China can be a most heartless, cruel culture, despite its vaunted art, the product of the dynasties, ancient and more recent. The West can be heartless and cruel, as witness the treatment of its minorities by Nazi Germany. It took a world war to rid the world of the Hitler regime. China had a revolution that succeeded in overthrowing the last imperial dynasty, the Chin or Manchu (Qing) in 1912, in which Sun Yat-sen played a leading role, followed by years of warlordism, invasion by the Japanese, World War II, civil war, and finally the victory of Mao and the Chinese Communist Party over Chiang Kai-shek's Kuomintang, which fled to Taiwan in 1949. Mao's reign was marked by insane movements (the Great Leap Forward, which produced famine killing 30-40 million Chinese (1958-1961 + ) and the Proletarian Cultural Revolution (1966-1976 when Mao died), which killed 2 million more and destroyed two generation of teachers and people who would have been students but for the insane class warfare. Mao loved chaos so long as he could profit by gaining power from it and had no regard for people. We have so many, was his attitude, what difference did it make if some died. A revolution, perpetual in his view, was not a dinner party, he famously said, with power coming from the barrel of a gun. He was the leading tyrant of the 20th century, ahead of two amazing monsters, Stalin and Hitler.
So China is a rough place to have to survive despite the current Reform & Opening promulgated by Deng Xiaoping in 1978, after Mao, but not Maoism, was more or less safely dead.
Today China is experiencing yet another self-created disaster in which its major manufacturers of milk products used in baby formula and ice cream have been caught watering the product and covering it up by adding poison, in the form of melamine. Several Chinese babies have died and some 53,000 have been poisoned, developing kidney stones in two-year olds. Foreign importers have cut off further use of Chinese dairy product. A year or two ago a similar problem arose when melamine was added to pet food, poisoning cats and dogs wherever Chinese animal feed was used.
What kind of a people, a culture, a civilization produces such barbarity? China, after all, sees itself as the Middle Kingdom, existing between Heaven and Earth, whose leadership enjoys the Mandate of Heaven itself, whose top man saw himself as the Son of Heaven. Peope who lived outside the wall were barbarian. Those inside were civilized, in the Chinese view of themselves.
The evidence fails to make the case. Or to put it another way, the counter-evidence gives the lie to the myth.

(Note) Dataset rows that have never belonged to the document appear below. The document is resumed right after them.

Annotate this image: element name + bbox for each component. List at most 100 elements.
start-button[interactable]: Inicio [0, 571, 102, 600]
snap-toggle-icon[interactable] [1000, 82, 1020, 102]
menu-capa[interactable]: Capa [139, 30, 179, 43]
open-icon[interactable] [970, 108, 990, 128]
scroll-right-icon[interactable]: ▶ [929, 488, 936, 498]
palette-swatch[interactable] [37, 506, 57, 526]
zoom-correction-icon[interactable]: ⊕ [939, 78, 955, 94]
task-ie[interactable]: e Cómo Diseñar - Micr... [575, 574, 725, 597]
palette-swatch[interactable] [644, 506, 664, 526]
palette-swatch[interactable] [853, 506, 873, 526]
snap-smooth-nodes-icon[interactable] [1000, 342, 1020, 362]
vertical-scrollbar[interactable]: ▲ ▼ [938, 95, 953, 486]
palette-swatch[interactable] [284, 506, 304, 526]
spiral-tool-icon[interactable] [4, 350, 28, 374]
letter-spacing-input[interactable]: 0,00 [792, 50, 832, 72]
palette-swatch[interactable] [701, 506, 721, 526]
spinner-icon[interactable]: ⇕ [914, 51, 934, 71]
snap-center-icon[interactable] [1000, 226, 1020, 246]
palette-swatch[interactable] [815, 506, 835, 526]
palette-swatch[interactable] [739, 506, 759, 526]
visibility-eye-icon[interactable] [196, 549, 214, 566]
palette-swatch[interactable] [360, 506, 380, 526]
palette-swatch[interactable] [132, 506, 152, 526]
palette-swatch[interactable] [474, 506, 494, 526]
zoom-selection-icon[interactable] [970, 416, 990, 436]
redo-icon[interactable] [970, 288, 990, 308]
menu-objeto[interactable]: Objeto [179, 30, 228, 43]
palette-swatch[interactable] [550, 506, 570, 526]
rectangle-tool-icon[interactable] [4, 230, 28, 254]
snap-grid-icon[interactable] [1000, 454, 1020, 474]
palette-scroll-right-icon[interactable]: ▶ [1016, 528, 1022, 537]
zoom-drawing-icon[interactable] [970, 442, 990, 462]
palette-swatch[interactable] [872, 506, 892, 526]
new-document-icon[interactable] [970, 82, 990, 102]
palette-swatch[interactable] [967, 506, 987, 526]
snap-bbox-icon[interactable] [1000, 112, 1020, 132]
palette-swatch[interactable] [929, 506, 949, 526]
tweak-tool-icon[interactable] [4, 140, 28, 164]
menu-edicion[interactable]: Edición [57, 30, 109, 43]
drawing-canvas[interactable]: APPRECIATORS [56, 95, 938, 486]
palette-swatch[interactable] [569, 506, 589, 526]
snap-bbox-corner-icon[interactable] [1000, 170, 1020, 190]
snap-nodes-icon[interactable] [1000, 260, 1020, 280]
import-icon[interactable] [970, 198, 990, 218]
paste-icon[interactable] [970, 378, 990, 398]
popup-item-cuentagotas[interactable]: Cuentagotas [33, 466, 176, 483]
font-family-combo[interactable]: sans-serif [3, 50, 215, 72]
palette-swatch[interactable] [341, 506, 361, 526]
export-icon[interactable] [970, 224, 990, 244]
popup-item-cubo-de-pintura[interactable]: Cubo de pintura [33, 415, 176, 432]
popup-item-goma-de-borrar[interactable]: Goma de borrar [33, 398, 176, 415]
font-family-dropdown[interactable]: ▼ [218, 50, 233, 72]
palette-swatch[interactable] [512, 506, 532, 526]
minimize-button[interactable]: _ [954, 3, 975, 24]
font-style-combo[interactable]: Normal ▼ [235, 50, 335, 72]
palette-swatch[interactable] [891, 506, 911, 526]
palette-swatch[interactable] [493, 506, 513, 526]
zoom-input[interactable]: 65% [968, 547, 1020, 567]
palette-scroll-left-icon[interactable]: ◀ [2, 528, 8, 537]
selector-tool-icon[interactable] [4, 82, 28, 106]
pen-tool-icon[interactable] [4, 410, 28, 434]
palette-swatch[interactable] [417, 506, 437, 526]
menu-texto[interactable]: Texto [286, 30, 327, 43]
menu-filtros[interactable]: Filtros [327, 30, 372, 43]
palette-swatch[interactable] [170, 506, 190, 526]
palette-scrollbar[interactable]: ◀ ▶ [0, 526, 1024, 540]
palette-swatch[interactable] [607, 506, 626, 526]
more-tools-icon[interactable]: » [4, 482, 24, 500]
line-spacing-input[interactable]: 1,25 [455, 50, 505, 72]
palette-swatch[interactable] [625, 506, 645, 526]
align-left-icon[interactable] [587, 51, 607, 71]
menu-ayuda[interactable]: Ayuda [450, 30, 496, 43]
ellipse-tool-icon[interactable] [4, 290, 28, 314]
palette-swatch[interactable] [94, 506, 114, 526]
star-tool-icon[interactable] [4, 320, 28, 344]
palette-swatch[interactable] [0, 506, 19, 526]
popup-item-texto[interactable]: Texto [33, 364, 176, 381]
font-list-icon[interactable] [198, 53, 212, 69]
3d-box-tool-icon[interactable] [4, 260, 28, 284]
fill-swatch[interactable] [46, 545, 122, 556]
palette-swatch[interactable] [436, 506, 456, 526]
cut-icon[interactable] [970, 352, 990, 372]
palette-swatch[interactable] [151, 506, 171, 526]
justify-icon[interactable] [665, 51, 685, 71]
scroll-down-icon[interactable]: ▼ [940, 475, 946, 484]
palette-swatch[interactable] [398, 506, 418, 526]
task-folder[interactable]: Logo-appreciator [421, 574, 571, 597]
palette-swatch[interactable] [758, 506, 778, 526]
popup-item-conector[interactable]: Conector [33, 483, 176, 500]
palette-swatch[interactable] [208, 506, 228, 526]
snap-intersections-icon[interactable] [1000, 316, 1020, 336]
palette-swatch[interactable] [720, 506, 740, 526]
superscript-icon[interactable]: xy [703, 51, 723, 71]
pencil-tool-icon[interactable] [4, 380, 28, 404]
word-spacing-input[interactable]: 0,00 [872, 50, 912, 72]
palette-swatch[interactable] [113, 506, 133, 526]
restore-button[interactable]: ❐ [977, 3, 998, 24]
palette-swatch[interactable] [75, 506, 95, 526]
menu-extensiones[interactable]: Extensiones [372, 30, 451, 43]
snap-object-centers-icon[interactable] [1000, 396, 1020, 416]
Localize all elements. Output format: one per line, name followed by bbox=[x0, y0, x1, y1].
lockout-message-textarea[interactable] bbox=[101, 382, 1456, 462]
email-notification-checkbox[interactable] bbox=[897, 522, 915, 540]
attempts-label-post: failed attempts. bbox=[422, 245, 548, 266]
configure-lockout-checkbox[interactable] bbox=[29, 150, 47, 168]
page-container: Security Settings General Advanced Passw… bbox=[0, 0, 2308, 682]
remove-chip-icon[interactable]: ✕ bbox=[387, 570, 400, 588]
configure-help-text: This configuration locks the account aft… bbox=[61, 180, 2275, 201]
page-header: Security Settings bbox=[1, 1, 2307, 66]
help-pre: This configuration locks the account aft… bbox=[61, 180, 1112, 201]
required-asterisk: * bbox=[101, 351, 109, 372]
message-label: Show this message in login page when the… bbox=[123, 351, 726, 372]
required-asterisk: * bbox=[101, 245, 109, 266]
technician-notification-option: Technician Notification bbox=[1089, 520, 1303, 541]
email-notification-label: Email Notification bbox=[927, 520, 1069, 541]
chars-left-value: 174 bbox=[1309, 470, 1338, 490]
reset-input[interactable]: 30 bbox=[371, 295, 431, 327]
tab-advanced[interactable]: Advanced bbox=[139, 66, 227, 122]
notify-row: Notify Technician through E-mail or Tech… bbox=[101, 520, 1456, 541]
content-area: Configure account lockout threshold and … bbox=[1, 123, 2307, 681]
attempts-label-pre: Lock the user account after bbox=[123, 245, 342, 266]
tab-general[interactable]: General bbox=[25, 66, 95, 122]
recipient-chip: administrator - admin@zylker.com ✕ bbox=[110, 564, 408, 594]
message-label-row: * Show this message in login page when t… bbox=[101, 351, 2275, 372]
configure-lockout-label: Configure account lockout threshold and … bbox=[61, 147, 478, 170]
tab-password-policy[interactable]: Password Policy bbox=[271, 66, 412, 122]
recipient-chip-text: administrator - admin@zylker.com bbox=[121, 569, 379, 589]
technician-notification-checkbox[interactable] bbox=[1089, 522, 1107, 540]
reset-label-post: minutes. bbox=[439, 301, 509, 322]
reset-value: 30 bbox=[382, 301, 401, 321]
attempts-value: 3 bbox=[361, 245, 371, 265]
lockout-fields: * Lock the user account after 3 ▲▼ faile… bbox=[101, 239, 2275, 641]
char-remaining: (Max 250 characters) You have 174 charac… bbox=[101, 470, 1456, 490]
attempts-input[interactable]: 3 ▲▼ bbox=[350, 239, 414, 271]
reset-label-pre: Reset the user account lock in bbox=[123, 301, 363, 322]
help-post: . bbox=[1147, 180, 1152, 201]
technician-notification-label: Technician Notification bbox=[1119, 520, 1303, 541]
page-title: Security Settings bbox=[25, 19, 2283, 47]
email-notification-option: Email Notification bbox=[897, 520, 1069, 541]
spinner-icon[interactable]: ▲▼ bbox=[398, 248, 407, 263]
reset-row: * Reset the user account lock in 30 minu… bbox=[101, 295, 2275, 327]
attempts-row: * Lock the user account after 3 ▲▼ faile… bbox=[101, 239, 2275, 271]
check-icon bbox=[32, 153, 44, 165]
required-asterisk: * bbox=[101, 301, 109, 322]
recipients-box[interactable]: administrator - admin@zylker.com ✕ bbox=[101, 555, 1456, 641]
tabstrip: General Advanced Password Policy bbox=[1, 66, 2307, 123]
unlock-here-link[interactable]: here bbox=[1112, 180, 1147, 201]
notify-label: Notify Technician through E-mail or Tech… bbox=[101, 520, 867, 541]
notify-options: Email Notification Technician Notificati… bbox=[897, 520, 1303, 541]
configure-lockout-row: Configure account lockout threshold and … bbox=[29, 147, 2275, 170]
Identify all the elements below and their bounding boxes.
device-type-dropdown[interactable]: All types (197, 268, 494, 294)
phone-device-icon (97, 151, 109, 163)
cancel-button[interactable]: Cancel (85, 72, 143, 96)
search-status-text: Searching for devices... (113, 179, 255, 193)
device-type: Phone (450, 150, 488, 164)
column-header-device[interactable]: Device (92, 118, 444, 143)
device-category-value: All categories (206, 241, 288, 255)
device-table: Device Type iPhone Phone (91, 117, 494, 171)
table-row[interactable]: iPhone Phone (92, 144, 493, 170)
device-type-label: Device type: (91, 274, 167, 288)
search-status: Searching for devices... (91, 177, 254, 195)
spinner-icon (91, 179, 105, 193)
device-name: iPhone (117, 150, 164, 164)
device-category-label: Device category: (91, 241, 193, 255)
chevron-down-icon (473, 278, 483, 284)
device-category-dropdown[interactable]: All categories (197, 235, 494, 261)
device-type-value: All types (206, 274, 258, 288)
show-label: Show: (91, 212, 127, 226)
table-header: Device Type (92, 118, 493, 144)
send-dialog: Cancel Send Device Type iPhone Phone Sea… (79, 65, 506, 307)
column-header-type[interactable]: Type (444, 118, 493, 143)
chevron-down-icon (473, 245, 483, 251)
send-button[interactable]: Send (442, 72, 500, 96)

China's remaining unsolved problem is political. As it deals with all of the preexisting problems, it remains an authoritarian one-party system that is essentially unanswerable to the people it nominally serves, because the demands of serving itself and the perpetuation of its own power take precedence over the welfare of its people. As a result when abuses come to light, there is nothing that the people can do. The last time they tried the result was the Tiananmen Square massacre and the end of the Student Democracy Movement on June 4, 1989.
Not having any recourse in a free press or free elections or a powerful opposition party, there is little that the Chinese have to force their latest ruler to respond to their legitimate needs. There's no sense in criticizing the leadership because this only invites repressive crackdown through the one-party system where the Chinese Communist Party (CCP) controls the government, just as Lenin, after whom it is modeled, had in mind.
Viewed from this perspective it is no wonder that China's motto is not "Serve the people," but "Every man for himself, as Jen Lin-liu observes in her delicious book "Serve the People" (Harcourt, 2008).
Agence France-Press reports on the China melamine baby poisoning scandal in the article reprinted below from which the following excerpt diagnoses the national problem. China fears instability more than it fears abuse of power and maladministration. In light of its bloody past, can you blame them for fearing more mass movements taken over by hard-liners to the point where opposition insanity confronts governmental insanity? See Jonathan Fenby's "Modern China" for an account of the June 4th incident, as Tiananmen Square is known in China.
It is part of China's culture not to criticise the political elite but also reflects lack of choice over the leadership, said Joseph Cheng, a China watcher at City University of Hong Kong.
"In China, you never blame the emperor, you always blame the courtiers around the emperor. It's a kind of self-censorship," he said.
"In the West, when something like this happens, the government may resign, you have a general election, and perhaps the opposition moves in. But in China, there is no credible alternative to the government."